Hope that helps and post some pics of your new paint job


----------



## Hoosier (Jun 28, 2007)

John464 said:


> does not matter the brand. most warning labels are a standardized warning anyhow.
> 
> contact your nearest chipper dealer, whether it be Bandit, Morbark, etc and just get the labels from a similar sized machine . ie. if your machine is a 12" get the 08(or most current) labels from a Bandit 250xp
> 
> Hope that helps and post some pics of your new paint job



I will try that, and unfortunately the paint job is not so great. I used safety yellow. I shoulda used Cat yellow as it will not cause sunburn.

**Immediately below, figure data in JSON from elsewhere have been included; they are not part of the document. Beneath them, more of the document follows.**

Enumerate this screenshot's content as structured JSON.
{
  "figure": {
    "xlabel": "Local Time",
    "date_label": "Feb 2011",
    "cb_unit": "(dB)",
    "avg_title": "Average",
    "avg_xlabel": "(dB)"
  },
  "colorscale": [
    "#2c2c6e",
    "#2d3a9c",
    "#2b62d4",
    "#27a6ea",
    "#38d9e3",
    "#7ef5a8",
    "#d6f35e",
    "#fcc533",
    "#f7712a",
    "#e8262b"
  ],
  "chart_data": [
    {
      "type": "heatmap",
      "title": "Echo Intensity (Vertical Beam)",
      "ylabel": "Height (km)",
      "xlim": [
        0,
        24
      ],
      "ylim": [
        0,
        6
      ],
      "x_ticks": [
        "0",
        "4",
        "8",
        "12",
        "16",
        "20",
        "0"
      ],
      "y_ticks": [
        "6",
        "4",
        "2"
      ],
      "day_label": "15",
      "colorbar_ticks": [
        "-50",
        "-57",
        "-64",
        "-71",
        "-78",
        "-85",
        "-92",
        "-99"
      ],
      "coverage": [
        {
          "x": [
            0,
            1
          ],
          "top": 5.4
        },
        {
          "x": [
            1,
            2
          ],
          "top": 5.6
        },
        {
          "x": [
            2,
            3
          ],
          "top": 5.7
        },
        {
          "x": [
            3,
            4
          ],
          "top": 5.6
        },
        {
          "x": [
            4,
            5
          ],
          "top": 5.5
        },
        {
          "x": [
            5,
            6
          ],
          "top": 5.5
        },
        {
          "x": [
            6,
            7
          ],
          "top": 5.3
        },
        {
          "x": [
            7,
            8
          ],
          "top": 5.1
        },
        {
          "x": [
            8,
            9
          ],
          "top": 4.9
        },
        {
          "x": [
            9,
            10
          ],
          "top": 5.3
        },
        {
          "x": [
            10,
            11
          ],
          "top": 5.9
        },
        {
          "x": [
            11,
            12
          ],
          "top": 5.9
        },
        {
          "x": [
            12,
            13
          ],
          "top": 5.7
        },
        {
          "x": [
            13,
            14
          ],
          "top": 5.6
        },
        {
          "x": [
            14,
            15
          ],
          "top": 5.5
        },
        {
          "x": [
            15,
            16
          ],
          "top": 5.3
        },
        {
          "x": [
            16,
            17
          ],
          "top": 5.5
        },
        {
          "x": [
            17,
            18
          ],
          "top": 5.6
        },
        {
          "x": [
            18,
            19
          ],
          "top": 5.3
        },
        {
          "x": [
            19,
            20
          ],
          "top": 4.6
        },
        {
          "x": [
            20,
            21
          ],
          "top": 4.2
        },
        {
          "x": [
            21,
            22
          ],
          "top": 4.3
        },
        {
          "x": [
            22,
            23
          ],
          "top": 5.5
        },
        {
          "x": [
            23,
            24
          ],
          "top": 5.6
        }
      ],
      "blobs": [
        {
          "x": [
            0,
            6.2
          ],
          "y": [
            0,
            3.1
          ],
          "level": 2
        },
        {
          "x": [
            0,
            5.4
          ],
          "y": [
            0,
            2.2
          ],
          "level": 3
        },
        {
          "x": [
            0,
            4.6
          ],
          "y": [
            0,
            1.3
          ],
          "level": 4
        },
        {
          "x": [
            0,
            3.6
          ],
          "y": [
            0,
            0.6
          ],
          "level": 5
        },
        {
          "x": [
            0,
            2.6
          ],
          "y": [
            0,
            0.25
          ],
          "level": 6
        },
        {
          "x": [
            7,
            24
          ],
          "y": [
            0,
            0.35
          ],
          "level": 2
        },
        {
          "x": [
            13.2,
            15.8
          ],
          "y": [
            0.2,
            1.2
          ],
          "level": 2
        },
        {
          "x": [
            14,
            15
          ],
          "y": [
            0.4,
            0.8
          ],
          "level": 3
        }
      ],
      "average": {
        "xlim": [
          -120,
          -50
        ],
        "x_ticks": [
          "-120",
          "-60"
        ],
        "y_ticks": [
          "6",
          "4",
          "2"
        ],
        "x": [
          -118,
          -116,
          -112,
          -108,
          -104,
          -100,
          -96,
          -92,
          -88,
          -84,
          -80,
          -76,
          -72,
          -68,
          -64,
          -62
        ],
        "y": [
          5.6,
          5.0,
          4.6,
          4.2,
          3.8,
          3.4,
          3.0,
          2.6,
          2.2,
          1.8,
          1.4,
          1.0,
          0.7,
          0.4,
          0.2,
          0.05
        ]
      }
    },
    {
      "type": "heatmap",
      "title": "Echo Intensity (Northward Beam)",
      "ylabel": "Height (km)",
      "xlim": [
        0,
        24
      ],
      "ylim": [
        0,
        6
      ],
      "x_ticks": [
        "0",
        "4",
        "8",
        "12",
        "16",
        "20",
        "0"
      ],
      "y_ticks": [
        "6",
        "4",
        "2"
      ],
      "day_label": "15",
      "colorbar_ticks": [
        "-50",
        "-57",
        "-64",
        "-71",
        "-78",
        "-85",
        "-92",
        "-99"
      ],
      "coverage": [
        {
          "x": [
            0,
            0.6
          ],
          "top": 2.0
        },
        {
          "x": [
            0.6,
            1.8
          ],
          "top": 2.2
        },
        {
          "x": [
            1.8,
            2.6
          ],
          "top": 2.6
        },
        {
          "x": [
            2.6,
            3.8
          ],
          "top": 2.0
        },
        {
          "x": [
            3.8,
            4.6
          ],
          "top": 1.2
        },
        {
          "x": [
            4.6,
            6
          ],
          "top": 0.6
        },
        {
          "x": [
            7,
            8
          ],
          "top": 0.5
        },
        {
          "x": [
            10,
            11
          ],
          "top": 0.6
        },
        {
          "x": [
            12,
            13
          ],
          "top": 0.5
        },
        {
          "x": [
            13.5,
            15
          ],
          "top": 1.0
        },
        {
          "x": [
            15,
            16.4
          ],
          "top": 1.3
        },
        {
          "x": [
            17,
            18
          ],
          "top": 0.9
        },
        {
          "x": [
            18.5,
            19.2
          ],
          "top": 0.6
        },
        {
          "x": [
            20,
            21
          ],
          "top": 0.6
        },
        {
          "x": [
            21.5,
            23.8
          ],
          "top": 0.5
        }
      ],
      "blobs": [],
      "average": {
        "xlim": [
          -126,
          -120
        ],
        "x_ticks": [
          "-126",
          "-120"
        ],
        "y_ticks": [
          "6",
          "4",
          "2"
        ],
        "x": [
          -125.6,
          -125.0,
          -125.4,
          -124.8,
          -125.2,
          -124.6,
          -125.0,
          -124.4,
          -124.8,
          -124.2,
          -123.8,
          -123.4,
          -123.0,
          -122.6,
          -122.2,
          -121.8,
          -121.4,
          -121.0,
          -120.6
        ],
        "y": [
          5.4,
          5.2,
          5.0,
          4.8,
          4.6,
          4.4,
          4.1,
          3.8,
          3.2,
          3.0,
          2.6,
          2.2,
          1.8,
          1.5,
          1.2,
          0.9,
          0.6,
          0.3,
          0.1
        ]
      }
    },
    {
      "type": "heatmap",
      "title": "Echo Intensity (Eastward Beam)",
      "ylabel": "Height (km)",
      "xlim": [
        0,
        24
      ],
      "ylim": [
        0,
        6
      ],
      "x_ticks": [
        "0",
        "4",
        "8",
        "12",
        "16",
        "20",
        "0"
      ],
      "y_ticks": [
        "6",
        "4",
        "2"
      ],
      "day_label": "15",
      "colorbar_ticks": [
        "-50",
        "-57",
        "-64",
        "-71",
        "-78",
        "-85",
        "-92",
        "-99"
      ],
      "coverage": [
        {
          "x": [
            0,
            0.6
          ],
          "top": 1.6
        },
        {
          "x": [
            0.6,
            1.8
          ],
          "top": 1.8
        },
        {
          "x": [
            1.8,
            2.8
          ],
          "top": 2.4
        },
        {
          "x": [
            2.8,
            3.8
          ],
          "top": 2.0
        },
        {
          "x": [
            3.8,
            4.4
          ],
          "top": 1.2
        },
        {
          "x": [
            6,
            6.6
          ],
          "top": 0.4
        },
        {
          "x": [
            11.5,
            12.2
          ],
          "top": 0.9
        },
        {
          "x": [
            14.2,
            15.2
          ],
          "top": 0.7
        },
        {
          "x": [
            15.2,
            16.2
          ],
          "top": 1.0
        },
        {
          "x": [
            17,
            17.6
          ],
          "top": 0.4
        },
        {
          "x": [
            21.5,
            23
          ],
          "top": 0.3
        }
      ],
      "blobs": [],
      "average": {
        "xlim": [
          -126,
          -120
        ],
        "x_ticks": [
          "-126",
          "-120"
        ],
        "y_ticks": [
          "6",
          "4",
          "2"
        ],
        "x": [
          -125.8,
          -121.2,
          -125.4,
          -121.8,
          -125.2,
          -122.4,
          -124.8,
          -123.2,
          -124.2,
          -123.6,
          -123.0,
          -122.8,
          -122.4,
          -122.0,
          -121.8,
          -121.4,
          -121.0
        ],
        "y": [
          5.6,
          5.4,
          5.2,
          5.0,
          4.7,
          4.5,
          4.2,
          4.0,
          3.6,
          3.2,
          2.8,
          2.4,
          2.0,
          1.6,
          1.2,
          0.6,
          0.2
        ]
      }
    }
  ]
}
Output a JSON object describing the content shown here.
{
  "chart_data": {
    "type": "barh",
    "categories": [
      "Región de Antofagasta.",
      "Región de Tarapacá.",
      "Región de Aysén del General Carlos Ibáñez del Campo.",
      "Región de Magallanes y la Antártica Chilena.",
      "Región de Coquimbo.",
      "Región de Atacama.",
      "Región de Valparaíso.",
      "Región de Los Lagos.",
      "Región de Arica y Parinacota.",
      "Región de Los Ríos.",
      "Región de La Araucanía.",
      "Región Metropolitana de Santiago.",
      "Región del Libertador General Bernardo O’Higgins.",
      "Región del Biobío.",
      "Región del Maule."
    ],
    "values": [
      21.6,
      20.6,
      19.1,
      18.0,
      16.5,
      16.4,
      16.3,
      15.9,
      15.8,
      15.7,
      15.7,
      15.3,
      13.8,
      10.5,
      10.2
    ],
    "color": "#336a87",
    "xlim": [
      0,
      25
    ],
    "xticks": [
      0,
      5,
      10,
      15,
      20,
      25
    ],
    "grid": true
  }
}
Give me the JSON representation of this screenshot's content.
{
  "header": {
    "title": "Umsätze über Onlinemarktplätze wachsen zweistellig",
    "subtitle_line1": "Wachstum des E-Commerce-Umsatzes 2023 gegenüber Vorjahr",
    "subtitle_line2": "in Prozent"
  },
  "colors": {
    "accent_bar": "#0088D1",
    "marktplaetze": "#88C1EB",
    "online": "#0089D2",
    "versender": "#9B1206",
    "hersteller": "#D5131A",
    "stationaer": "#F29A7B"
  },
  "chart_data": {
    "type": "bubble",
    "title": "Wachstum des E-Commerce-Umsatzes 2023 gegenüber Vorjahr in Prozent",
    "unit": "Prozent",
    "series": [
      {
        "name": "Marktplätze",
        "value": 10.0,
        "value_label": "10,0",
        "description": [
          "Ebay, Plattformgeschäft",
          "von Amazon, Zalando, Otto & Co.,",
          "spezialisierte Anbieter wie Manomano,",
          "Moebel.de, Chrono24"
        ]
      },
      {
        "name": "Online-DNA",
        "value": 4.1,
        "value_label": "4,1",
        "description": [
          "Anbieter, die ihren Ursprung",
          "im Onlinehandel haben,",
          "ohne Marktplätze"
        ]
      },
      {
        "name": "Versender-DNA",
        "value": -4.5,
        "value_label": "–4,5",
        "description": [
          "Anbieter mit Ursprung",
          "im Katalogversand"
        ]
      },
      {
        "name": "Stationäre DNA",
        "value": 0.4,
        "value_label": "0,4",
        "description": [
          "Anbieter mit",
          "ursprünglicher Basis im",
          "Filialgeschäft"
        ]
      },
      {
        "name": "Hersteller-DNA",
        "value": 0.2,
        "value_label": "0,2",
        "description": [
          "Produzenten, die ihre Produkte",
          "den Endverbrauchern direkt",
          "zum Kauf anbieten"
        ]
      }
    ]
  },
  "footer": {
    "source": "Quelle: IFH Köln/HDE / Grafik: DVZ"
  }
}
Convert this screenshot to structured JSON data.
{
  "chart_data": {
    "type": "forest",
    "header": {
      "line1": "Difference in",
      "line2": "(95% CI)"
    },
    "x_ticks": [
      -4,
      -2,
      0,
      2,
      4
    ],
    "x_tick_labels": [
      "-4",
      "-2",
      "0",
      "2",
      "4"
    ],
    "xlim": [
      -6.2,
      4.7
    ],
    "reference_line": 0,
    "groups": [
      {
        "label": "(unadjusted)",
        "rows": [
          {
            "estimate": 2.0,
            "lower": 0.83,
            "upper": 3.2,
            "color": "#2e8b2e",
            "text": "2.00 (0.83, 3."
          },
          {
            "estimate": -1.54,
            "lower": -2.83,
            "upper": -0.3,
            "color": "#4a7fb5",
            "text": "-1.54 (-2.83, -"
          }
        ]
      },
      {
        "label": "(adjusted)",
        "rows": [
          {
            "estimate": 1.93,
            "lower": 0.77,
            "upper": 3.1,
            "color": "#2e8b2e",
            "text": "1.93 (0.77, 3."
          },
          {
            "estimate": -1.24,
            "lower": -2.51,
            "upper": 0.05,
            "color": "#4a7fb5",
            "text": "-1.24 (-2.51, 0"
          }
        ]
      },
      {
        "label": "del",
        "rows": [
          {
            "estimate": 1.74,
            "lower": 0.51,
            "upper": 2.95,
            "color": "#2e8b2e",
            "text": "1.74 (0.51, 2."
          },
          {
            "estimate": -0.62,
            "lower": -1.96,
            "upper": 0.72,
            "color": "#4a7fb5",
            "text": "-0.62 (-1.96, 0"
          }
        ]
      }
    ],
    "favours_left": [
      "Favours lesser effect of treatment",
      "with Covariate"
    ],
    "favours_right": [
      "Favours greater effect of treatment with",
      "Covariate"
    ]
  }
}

I will get one even tho it will cause me embarrassment...


----------



## Hoosier (Jun 28, 2007)

Here, also a shot of the woodpile... Kinda bright...


----------



## gdn (Jun 29, 2007)

I made safety decals taking pics from internet and laminating them. You could look up web sites that sell decals (that's what I did, there's heaps) or probably find better decals in an online chainsaw/chipper/machinery manual


----------



## Hoosier (Jun 29, 2007)

gdn said:


> I made safety decals taking pics from internet and laminating them. You could look up web sites that sell decals (that's what I did, there's heaps) or probably find better decals in an online chainsaw/chipper/machinery manual



How did you affix them to the machine?


----------



## gdn (Jun 30, 2007)

I was just making "do not use" tags, but imagine 'no more nails' or a good quality adhesive should work admirably.


----------